Ironically, such misguided efforts on the part of educators result from approaches closely resembling Sommers’ own: a quick pinpointing of problems and simple solutions that makes more nuanced, labor-intensive (and thus costly) educational reform seem esoteric or impractical. Sommers recommends all-male classes, strenuous competition for grades, back-to-basics curriculum, and old-fashioned character training—welcome ideas at the conservative American Enterprise Institute where she’s a resident scholar. But if gender wars shouldn’t drive choices in education, neither should right-wing politics, especially when Sommers bases her preference for a new regime of authoritarian lectures and drills at American schools on one main source: “national British proposals” to improve the experiences of schoolboys in England, produced by one conference of headmasters and praised by London newspapers.

SOMMERS IS ELOQUENT on what we love about boys and men, and on the harm that even subtly institutionalized male-bashing can do to young minds. But her argument is tiresomely repetitious, simplistic, and at least as convenient as Gilligan’s in the narrowness of its evidence. Still, Sommers is more readable than William S. Pollack, who became one of her prime “feminizing” targets with his book, Real Boys (1999), a male version of Reviving Ophelia, which urged parents to help their sons verbalize their feelings.

Pollack’s background as a clinical psychologist, professor of psychiatry, and codirector of the Center for Men at McLean Hospital/Harvard Medical Center would naturally predispose him toward talk as a healthy response to life’s challenges. But his new book, Real Boys’ Voices, purports to give us the actual testimony of boys themselves, whom Pollack and his associates interviewed around America. From these interviews, Pollack concludes that social codes have tended to “make boys feel ashamed about expressing weakness” and have produced a “desperate coast-to-coast longing” among them for emotional conversation. Our boys are “cast out to sea in separate lifeboats, and feel they are drowning in isolation, depression, loneliness, and despair.”

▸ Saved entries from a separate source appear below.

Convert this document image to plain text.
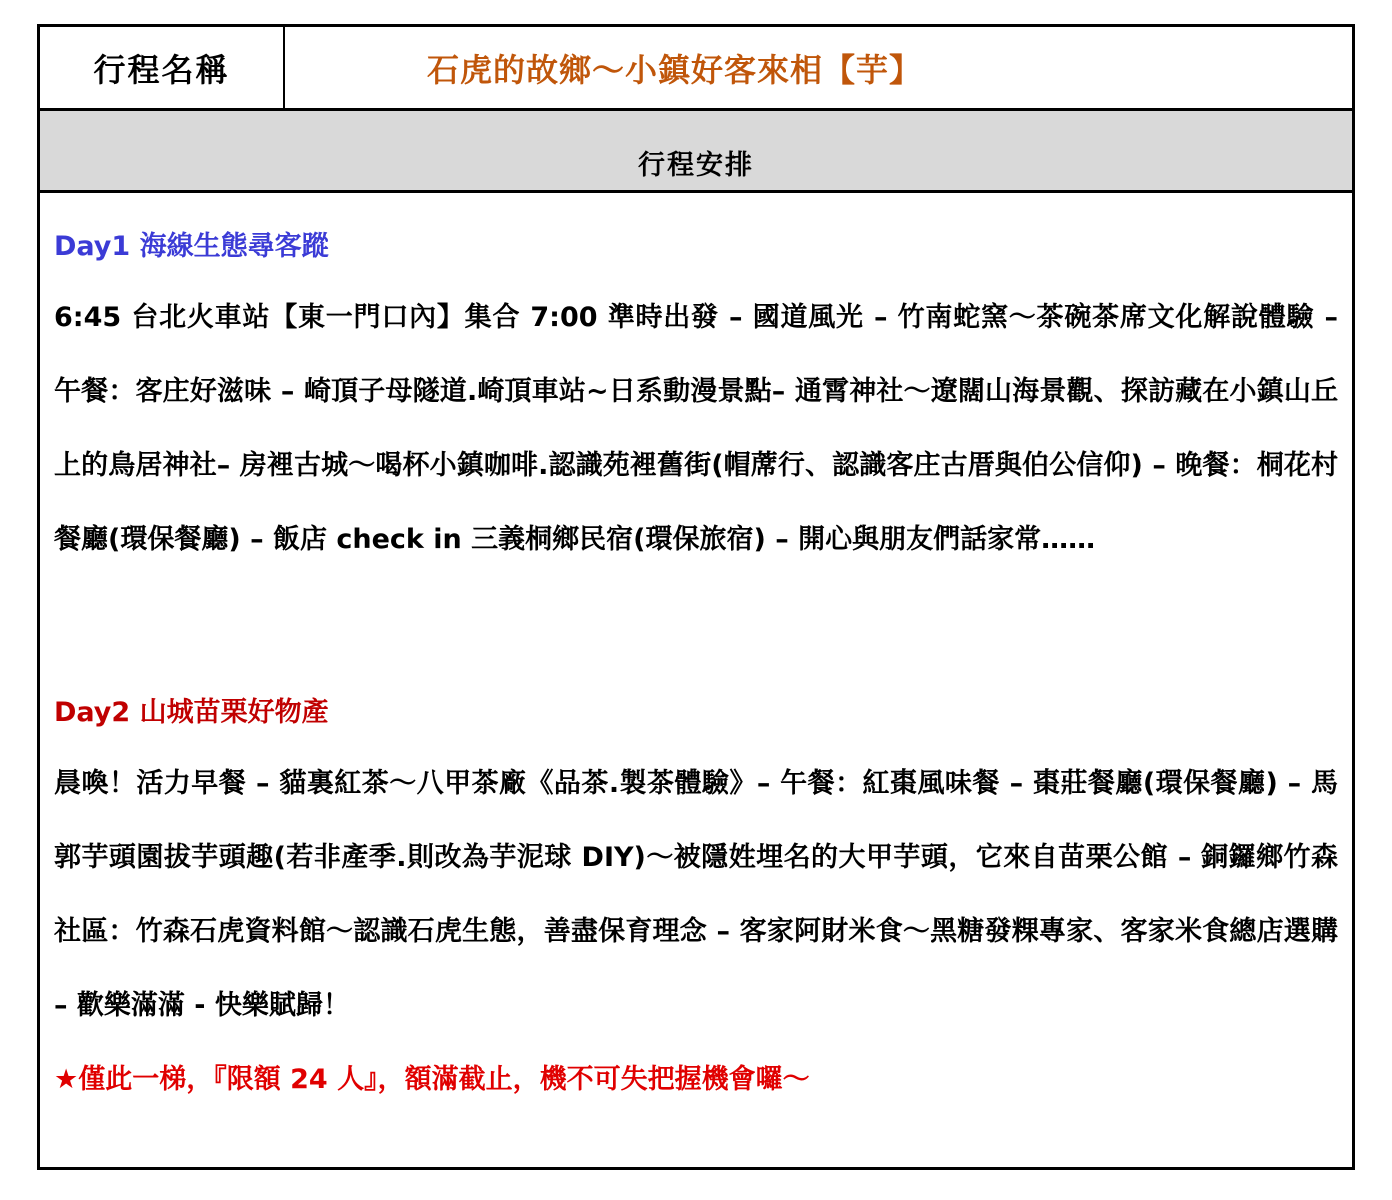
行程名稱	石虎的故鄉～小鎮好客來相【芋】
行程安排

Day1 海線生態尋客蹤

6:45 台北火車站【東一門口內】集合 7:00 準時出發 – 國道風光 – 竹南蛇窯～茶碗茶席文化解說體驗 – 午餐：客庄好滋味 – 崎頂子母隧道.崎頂車站~日系動漫景點– 通霄神社～遼闊山海景觀、探訪藏在小鎮山丘上的鳥居神社– 房裡古城～喝杯小鎮咖啡.認識苑裡舊街(帽蓆行、認識客庄古厝與伯公信仰) – 晚餐：桐花村餐廳(環保餐廳) – 飯店 check in 三義桐鄉民宿(環保旅宿) – 開心與朋友們話家常……

Day2 山城苗栗好物產

晨喚！活力早餐 – 貓裏紅茶～八甲茶廠《品茶.製茶體驗》– 午餐：紅棗風味餐 – 棗莊餐廳(環保餐廳) – 馬郭芋頭園拔芋頭趣(若非產季.則改為芋泥球 DIY)～被隱姓埋名的大甲芋頭，它來自苗栗公館 – 銅鑼鄉竹森社區：竹森石虎資料館～認識石虎生態，善盡保育理念 – 客家阿財米食～黑糖發粿專家、客家米食總店選購 – 歡樂滿滿 - 快樂賦歸！

★僅此一梯，『限額 24 人』，額滿截止，機不可失把握機會囉～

Mawkish prose, indeed. But the unvarying motif of stifled cries suggests that a uniform picture of silenced masculinity has been achieved through vigorous editorial airbrushing. A quick comparison of an uncorrected manuscript proof with the edited galleys shows that many passages unrelated to problems or heart-to-heart talk were cut from the boys’ monologues, as if for the purpose of reaching foregone conclusions. Also cut were some hints that games, physical exertion, and just joking around can feel as intimately expressive as earnest dialogue. Various happy contacts between males were pruned, too, streamlining the case Pollack wants to make about masculine isolation. The boys, their pain, and the sterility of their culture may all seem real enough, but these voices don’t.